For optical clearing and refractive index matching all samples were transferred into 47.5% 2,2′-thiodiethanol (TDE) (Sigma-Aldrich Co, LLC) PBS solution and finally mounted in cell culture dishes for 2D and 3D microscopy.
MRI acquisition
High-resolution quantitative maps of longitudinal and effective transverse relaxation rates (R1 and R2* respectively) were obtained for the both blocks of Case 1 at three stages of the clearing process (prior to clearing, after 2 weeks of clearing, after 15 weeks of clearing). Additionally, subsample 1H was imaged prior and after optical index matching step, but prior to staining. Scanning was performed on a whole body 7 T MRI scanner (Magnetom, Siemens, Erlangen, Germany) using a 32-channel receive coil and 1-channel transmit radio-frequency (RF) head coil. R1 maps were acquired with the MP2RAGE sequence (Marques et al., 2010) with isotropic resolution of 0.36 mm × 0.36 mm x 0.36 mm, matrix size of 126 × 192 x 120, 3D acquisition, inversion times TI1/TI2 = 200/900 ms, repetition time TR = 3 s, echo time TE = 2.10 ms, flip angles FA = α1/α2 = 8°/8°, partial Fourier factor PF = 6/8 and pixel bandwidth BW = 338 Hz/Px. R2* maps were obtained from multi-echo FLASH images (3D acquisition, matrix 126 × 192 x 120, 6 echoes, TE1-6 = 4, 13.2, 22.4, 31.6, 40.8, 50 ms TR = 100 ms, FA = 29°, BW = 190 Hz/Px, PF = 6/8) with 0.3 mm isotropic resolution. R2* maps were obtained by linear log signal fit of the multi-echo images.
Width, length, thickness and volume of tissue blocks at all clearing stages were measured using MP2RAGE images.
3D microscopy
Two microscopy systems were used for 2D and 3D optical imaging of cleared tissue: a confocal laser-scanning microscope and a light-sheet microscope.
The Zeiss confocal laser-scanning microscope (LSM 510 Meta, Zeiss, Jena, Germany) was equipped either with a 10× CLARITY-objectives (Olympus XLPLN10XSVMP, numerical aperture (NA) 0.6, working distance (WD) 8 mm and Zeiss Clr Plan-Apochromat, NA 0.5, WD 3.7 mm) or with a 25× multi-immersion objective (Zeiss LCI Plan Neofluar, NA 0.8, WD 0.21 mm). The fluorescence was excited with an argon laser (488 nm, Cy2) and two HeNe lasers (543 nm, Cy3; 633 nm, Cy5). The emitted light was collected using three band-pass filters: 505–530 nm for Cy2, 565–615 nm for Cy3 and 650–710 nm for Cy5. The confocal laser-scanning microscope was used for 2D and 3D imaging of subsamples 1 B-I and 3 A.
The LaVision light-sheet fluorescence microscope (UltraMicroscope II, LaVision BioTec, Bielefeld, Germany) was equipped with a 10× CLARITY-objective (Olympus XLPLN10XSVMP), and operated with 630 nm excitation wavelength and band-pass 680 nm emission filter.

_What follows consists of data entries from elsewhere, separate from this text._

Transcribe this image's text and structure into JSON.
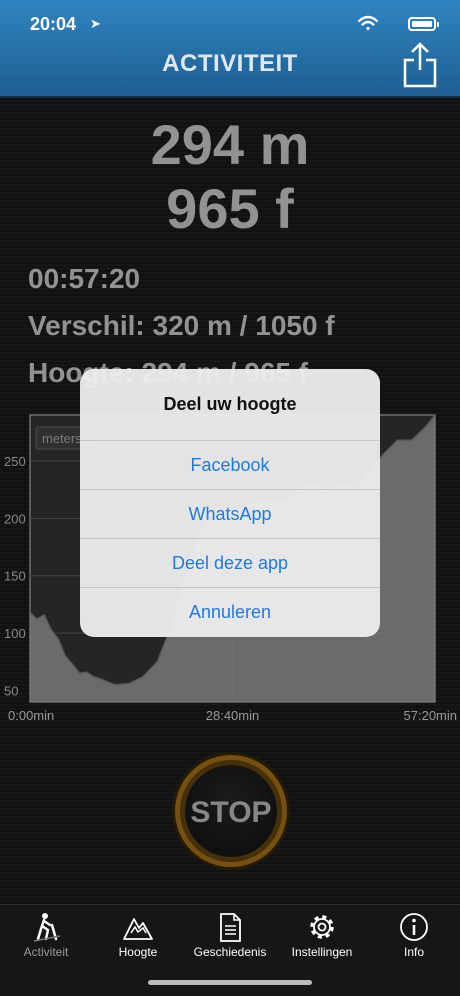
{
  "status": {
    "time": "20:04"
  },
  "header": {
    "title": "ACTIVITEIT"
  },
  "stats": {
    "meters": "294 m",
    "feet": "965 f",
    "duration": "00:57:20",
    "difference": "Verschil: 320 m / 1050 f",
    "altitude": "Hoogte: 294 m / 965 f"
  },
  "chart_data": {
    "type": "area",
    "legend": "meters",
    "y_ticks": [
      "250",
      "200",
      "150",
      "100",
      "50"
    ],
    "x_ticks": [
      "0:00min",
      "28:40min",
      "57:20min"
    ],
    "ylim": [
      40,
      290
    ],
    "x_minutes": [
      0,
      1,
      2,
      3,
      4,
      5,
      6,
      7,
      8,
      9,
      10,
      12,
      14,
      16,
      18,
      20,
      22,
      24,
      26,
      28,
      30,
      32,
      34,
      36,
      38,
      40,
      42,
      44,
      46,
      48,
      50,
      52,
      54,
      56,
      57.3
    ],
    "values": [
      118,
      112,
      116,
      103,
      95,
      80,
      73,
      65,
      66,
      62,
      60,
      55,
      56,
      62,
      75,
      106,
      150,
      190,
      205,
      205,
      210,
      215,
      215,
      216,
      225,
      230,
      225,
      232,
      225,
      240,
      256,
      268,
      268,
      280,
      290
    ]
  },
  "dialog": {
    "title": "Deel uw hoogte",
    "buttons": [
      "Facebook",
      "WhatsApp",
      "Deel deze app",
      "Annuleren"
    ]
  },
  "stop_label": "STOP",
  "tabs": [
    {
      "label": "Activiteit",
      "icon": "hiker-icon"
    },
    {
      "label": "Hoogte",
      "icon": "mountain-icon"
    },
    {
      "label": "Geschiedenis",
      "icon": "document-icon"
    },
    {
      "label": "Instellingen",
      "icon": "gear-icon"
    },
    {
      "label": "Info",
      "icon": "info-icon"
    }
  ],
  "colors": {
    "accent": "#1f7ae0",
    "header": "#2a78b3",
    "stop_ring": "#c68a1e"
  }
}
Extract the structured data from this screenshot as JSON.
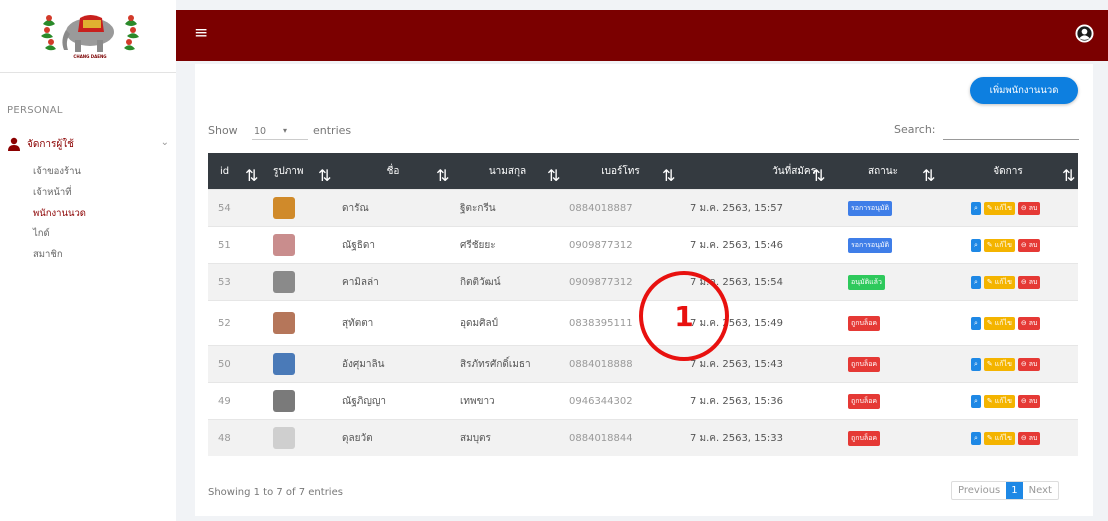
{
  "sidebar": {
    "section_label": "PERSONAL",
    "menu_label": "จัดการผู้ใช้",
    "submenu": [
      {
        "label": "เจ้าของร้าน",
        "active": false
      },
      {
        "label": "เจ้าหน้าที่",
        "active": false
      },
      {
        "label": "พนักงานนวด",
        "active": true
      },
      {
        "label": "ไกด์",
        "active": false
      },
      {
        "label": "สมาชิก",
        "active": false
      }
    ]
  },
  "topbar": {
    "menu_icon": "hamburger-icon",
    "user_icon": "user-circle-icon"
  },
  "toolbar": {
    "add_button_label": "เพิ่มพนักงานนวด",
    "show_label": "Show",
    "entries_value": "10",
    "entries_label": "entries",
    "search_label": "Search:",
    "search_value": ""
  },
  "table": {
    "headers": [
      "id",
      "รูปภาพ",
      "ชื่อ",
      "นามสกุล",
      "เบอร์โทร",
      "วันที่สมัคร",
      "สถานะ",
      "จัดการ"
    ],
    "rows": [
      {
        "id": "54",
        "first": "ดารัณ",
        "last": "ฐิตะกรีน",
        "phone": "0884018887",
        "date": "7 ม.ค. 2563, 15:57",
        "status": "รอการอนุมัติ",
        "status_color": "#3f7ee8",
        "photo": "#d08a2a"
      },
      {
        "id": "51",
        "first": "ณัฐธิดา",
        "last": "ศรีชัยยะ",
        "phone": "0909877312",
        "date": "7 ม.ค. 2563, 15:46",
        "status": "รอการอนุมัติ",
        "status_color": "#3f7ee8",
        "photo": "#c98d8d"
      },
      {
        "id": "53",
        "first": "คามิลล่า",
        "last": "กิตติวัฒน์",
        "phone": "0909877312",
        "date": "7 ม.ค. 2563, 15:54",
        "status": "อนุมัติแล้ว",
        "status_color": "#2ec95c",
        "photo": "#8a8a8a"
      },
      {
        "id": "52",
        "first": "สุทัตตา",
        "last": "อุดมศิลป์",
        "phone": "0838395111",
        "date": "7 ม.ค. 2563, 15:49",
        "status": "ถูกบล็อค",
        "status_color": "#e53935",
        "photo": "#b5765a"
      },
      {
        "id": "50",
        "first": "อังศุมาลิน",
        "last": "สิรภัทรศักดิ์เมธา",
        "phone": "0884018888",
        "date": "7 ม.ค. 2563, 15:43",
        "status": "ถูกบล็อค",
        "status_color": "#e53935",
        "photo": "#4a7ab8"
      },
      {
        "id": "49",
        "first": "ณัฐภิญญา",
        "last": "เทพขาว",
        "phone": "0946344302",
        "date": "7 ม.ค. 2563, 15:36",
        "status": "ถูกบล็อค",
        "status_color": "#e53935",
        "photo": "#7a7a7a"
      },
      {
        "id": "48",
        "first": "ดุลยวัต",
        "last": "สมบุตร",
        "phone": "0884018844",
        "date": "7 ม.ค. 2563, 15:33",
        "status": "ถูกบล็อค",
        "status_color": "#e53935",
        "photo": "#cfcfcf"
      }
    ],
    "actions": {
      "view_icon": "search-icon",
      "edit_label": "แก้ไข",
      "delete_label": "ลบ"
    }
  },
  "footer": {
    "info": "Showing 1 to 7 of 7 entries",
    "prev": "Previous",
    "page": "1",
    "next": "Next"
  },
  "annotation": {
    "label": "1",
    "color": "#e8110f"
  },
  "colors": {
    "topbar": "#7b0000",
    "accent": "#0d7fe0",
    "table_header": "#343a40"
  }
}
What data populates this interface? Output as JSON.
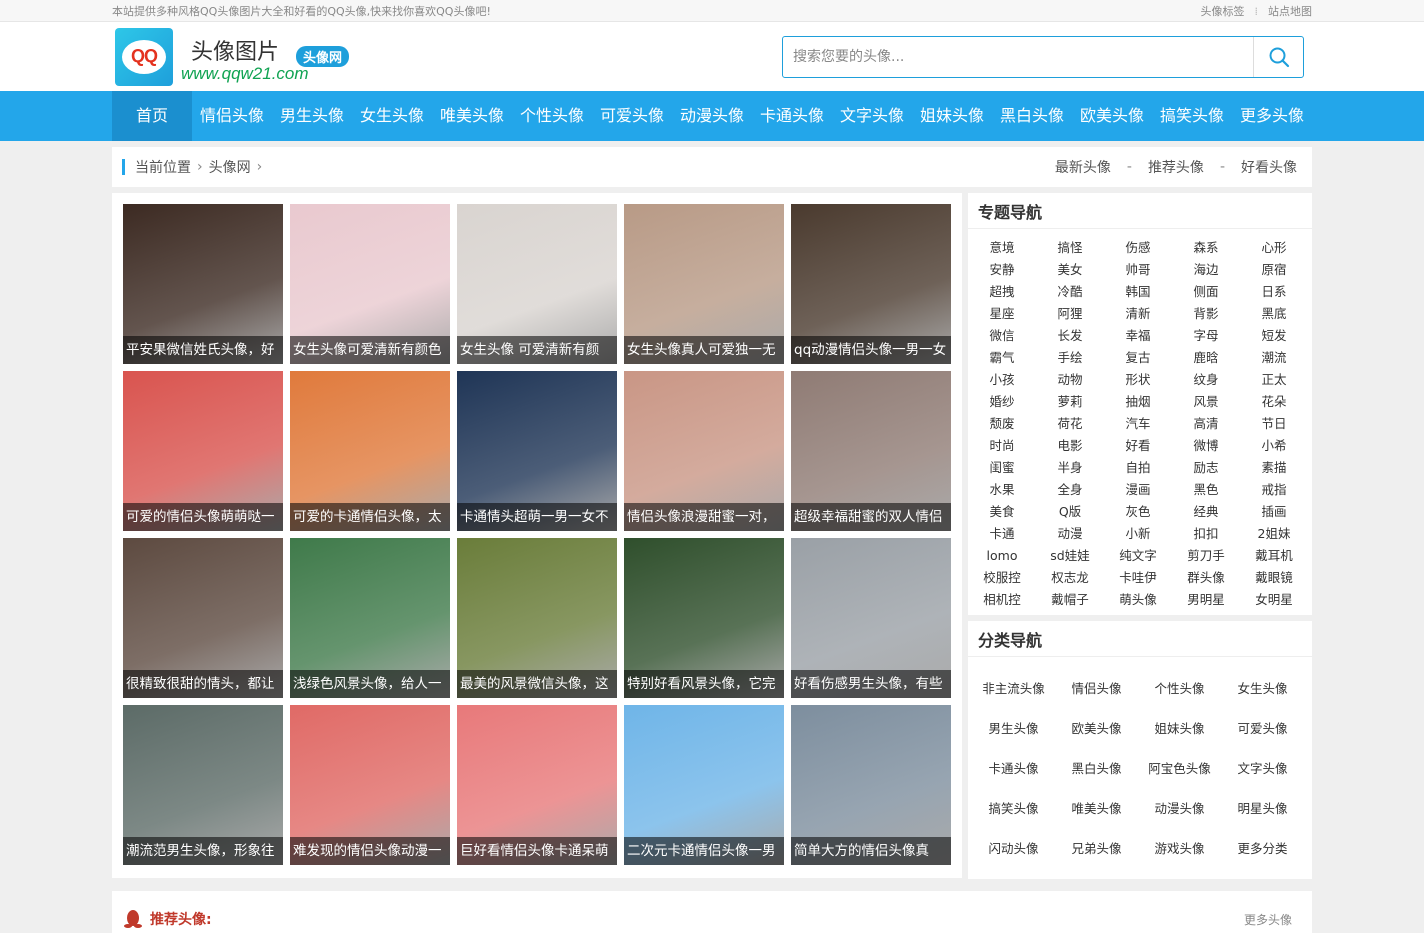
{
  "topbar": {
    "notice": "本站提供多种风格QQ头像图片大全和好看的QQ头像,快来找你喜欢QQ头像吧!",
    "links": [
      "头像标签",
      "站点地图"
    ]
  },
  "logo": {
    "mark": "QQ",
    "title": "头像图片",
    "tag": "头像网",
    "url": "www.qqw21.com"
  },
  "search": {
    "placeholder": "搜索您要的头像..."
  },
  "nav": [
    "首页",
    "情侣头像",
    "男生头像",
    "女生头像",
    "唯美头像",
    "个性头像",
    "可爱头像",
    "动漫头像",
    "卡通头像",
    "文字头像",
    "姐妹头像",
    "黑白头像",
    "欧美头像",
    "搞笑头像",
    "更多头像"
  ],
  "breadcrumb": {
    "items": [
      "当前位置",
      "头像网"
    ],
    "right": [
      "最新头像",
      "推荐头像",
      "好看头像"
    ],
    "sep": "-"
  },
  "gallery": [
    {
      "caption": "平安果微信姓氏头像，好",
      "color": "#3c2a22"
    },
    {
      "caption": "女生头像可爱清新有颜色",
      "color": "#e9c9cf"
    },
    {
      "caption": "女生头像 可爱清新有颜",
      "color": "#d9d4d0"
    },
    {
      "caption": "女生头像真人可爱独一无",
      "color": "#b89a86"
    },
    {
      "caption": "qq动漫情侣头像一男一女",
      "color": "#4a3a2e"
    },
    {
      "caption": "可爱的情侣头像萌萌哒一",
      "color": "#d9544f"
    },
    {
      "caption": "可爱的卡通情侣头像，太",
      "color": "#e07a3c"
    },
    {
      "caption": "卡通情头超萌一男一女不",
      "color": "#1f3556"
    },
    {
      "caption": "情侣头像浪漫甜蜜一对，",
      "color": "#c99685"
    },
    {
      "caption": "超级幸福甜蜜的双人情侣",
      "color": "#8f7b74"
    },
    {
      "caption": "很精致很甜的情头，都让",
      "color": "#5d4a40"
    },
    {
      "caption": "浅绿色风景头像，给人一",
      "color": "#3f7a4a"
    },
    {
      "caption": "最美的风景微信头像，这",
      "color": "#6a7d3a"
    },
    {
      "caption": "特别好看风景头像，它完",
      "color": "#2f4f2c"
    },
    {
      "caption": "好看伤感男生头像，有些",
      "color": "#9aa0a6"
    },
    {
      "caption": "潮流范男生头像，形象往",
      "color": "#5c6b67"
    },
    {
      "caption": "难发现的情侣头像动漫一",
      "color": "#e06a66"
    },
    {
      "caption": "巨好看情侣头像卡通呆萌",
      "color": "#e8797a"
    },
    {
      "caption": "二次元卡通情侣头像一男",
      "color": "#6fb5e8"
    },
    {
      "caption": "简单大方的情侣头像真",
      "color": "#7d8e9e"
    }
  ],
  "topic_nav": {
    "title": "专题导航",
    "items": [
      "意境",
      "搞怪",
      "伤感",
      "森系",
      "心形",
      "安静",
      "美女",
      "帅哥",
      "海边",
      "原宿",
      "超拽",
      "冷酷",
      "韩国",
      "侧面",
      "日系",
      "星座",
      "阿狸",
      "清新",
      "背影",
      "黑底",
      "微信",
      "长发",
      "幸福",
      "字母",
      "短发",
      "霸气",
      "手绘",
      "复古",
      "鹿晗",
      "潮流",
      "小孩",
      "动物",
      "形状",
      "纹身",
      "正太",
      "婚纱",
      "萝莉",
      "抽烟",
      "风景",
      "花朵",
      "颓废",
      "荷花",
      "汽车",
      "高清",
      "节日",
      "时尚",
      "电影",
      "好看",
      "微博",
      "小希",
      "闺蜜",
      "半身",
      "自拍",
      "励志",
      "素描",
      "水果",
      "全身",
      "漫画",
      "黑色",
      "戒指",
      "美食",
      "Q版",
      "灰色",
      "经典",
      "插画",
      "卡通",
      "动漫",
      "小新",
      "扣扣",
      "2姐妹",
      "lomo",
      "sd娃娃",
      "纯文字",
      "剪刀手",
      "戴耳机",
      "校服控",
      "权志龙",
      "卡哇伊",
      "群头像",
      "戴眼镜",
      "相机控",
      "戴帽子",
      "萌头像",
      "男明星",
      "女明星"
    ]
  },
  "category_nav": {
    "title": "分类导航",
    "items": [
      "非主流头像",
      "情侣头像",
      "个性头像",
      "女生头像",
      "男生头像",
      "欧美头像",
      "姐妹头像",
      "可爱头像",
      "卡通头像",
      "黑白头像",
      "阿宝色头像",
      "文字头像",
      "搞笑头像",
      "唯美头像",
      "动漫头像",
      "明星头像",
      "闪动头像",
      "兄弟头像",
      "游戏头像",
      "更多分类"
    ]
  },
  "recommend": {
    "title": "推荐头像:",
    "more": "更多头像"
  },
  "colors": {
    "accent": "#23a6ea",
    "nav_active": "#1b8fcf",
    "logo_url": "#10a352",
    "recommend": "#c0392b"
  }
}
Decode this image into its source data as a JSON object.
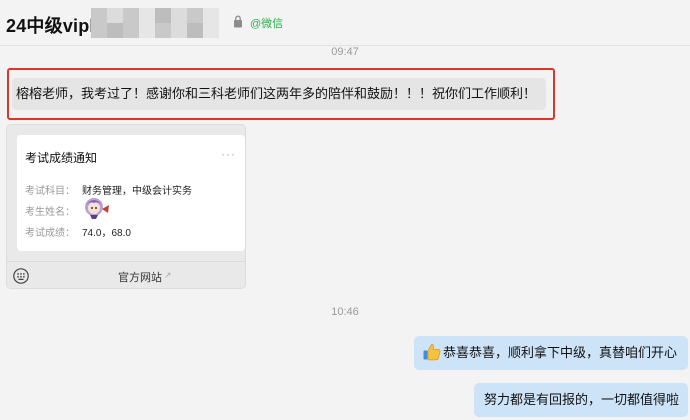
{
  "header": {
    "title": "24中级vipl",
    "source_label": "@微信",
    "source_color": "#28b04a"
  },
  "messages": {
    "time_1": "09:47",
    "received_text": "榕榕老师，我考过了！感谢你和三科老师们这两年多的陪伴和鼓励！！！祝你们工作顺利！",
    "card": {
      "title": "考试成绩通知",
      "more": "···",
      "subject_label": "考试科目：",
      "subject_value": "财务管理，中级会计实务",
      "name_label": "考生姓名：",
      "score_label": "考试成绩：",
      "score_value": "74.0，68.0",
      "footer_link": "官方网站",
      "link_glyph": "↗"
    },
    "time_2": "10:46",
    "sent_1": "恭喜恭喜，顺利拿下中级，真替咱们开心",
    "sent_2": "努力都是有回报的，一切都值得啦"
  },
  "icons": {
    "lock": "lock-icon",
    "thumb": "thumbs-up-icon",
    "keyboard": "keyboard-icon",
    "avatar": "avatar-sticker-icon"
  },
  "colors": {
    "highlight_border": "#e0342b",
    "sent_bubble": "#cde3f8",
    "received_bubble": "#e5e5e5"
  }
}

The light-sheet microscope was used for 3D imaging of larger samples (1 A, 1H, 2 A). For the MBP-stained subsample 1H (sample size 20 mm × 20 mm x 8 mm) an image stack covering a 1.2 mm × 1.2 mm x 1.2 mm volume was acquired on a Region-Of-Interest situated about 1.2 mm from the sample edge and 1 mm deep from the sample surface (Fig. 6). The resulting TIFF image stack (16 bit, 2 560 × 2 160 pixels, 590 slices, 0.5 μm lateral resolution, 2 μm z-steps between slices) was split into regular cubes (0.6 mm × 0.6 mm × 0.6 mm) for further processing. This size corresponds to a typical size of MR voxel used in high field imaging in vivo. For the HuC/D-stained subsample 1 A (3 mm × 3 mm x 5 mm) an image stack covering a 2.6 mm × 2.2 mm x 2.6 mm volume situated 0.5 mm from the sample edge the was acquired (630 nm excitation wavelength, band-pass 680 nm emission filter, 5 ms exposure time, 16 bit, 5 120 × 4 320 pixels, 2 601 slices, 0.51 μm lateral resolution, 1 μm step size). The stack was split into four substacks (1.3 mm × 1.1 mm × 2.6 mm) for image processing. For the HuC/D-stained sample 2 A (5 mm × 5 mm x 5 mm) an image stack covering 2.2 mm × 2.6 mm x 5.1 mm volume and situated approximately in the middle of the sample was acquired (630 nm excitation wavelength, band-pass 680 nm emission filter, 5 ms exposure time, 16 bit, 2160 × 2 560 pixels, 510 slices, 1.02 μm lateral resolution, 10 μm step size).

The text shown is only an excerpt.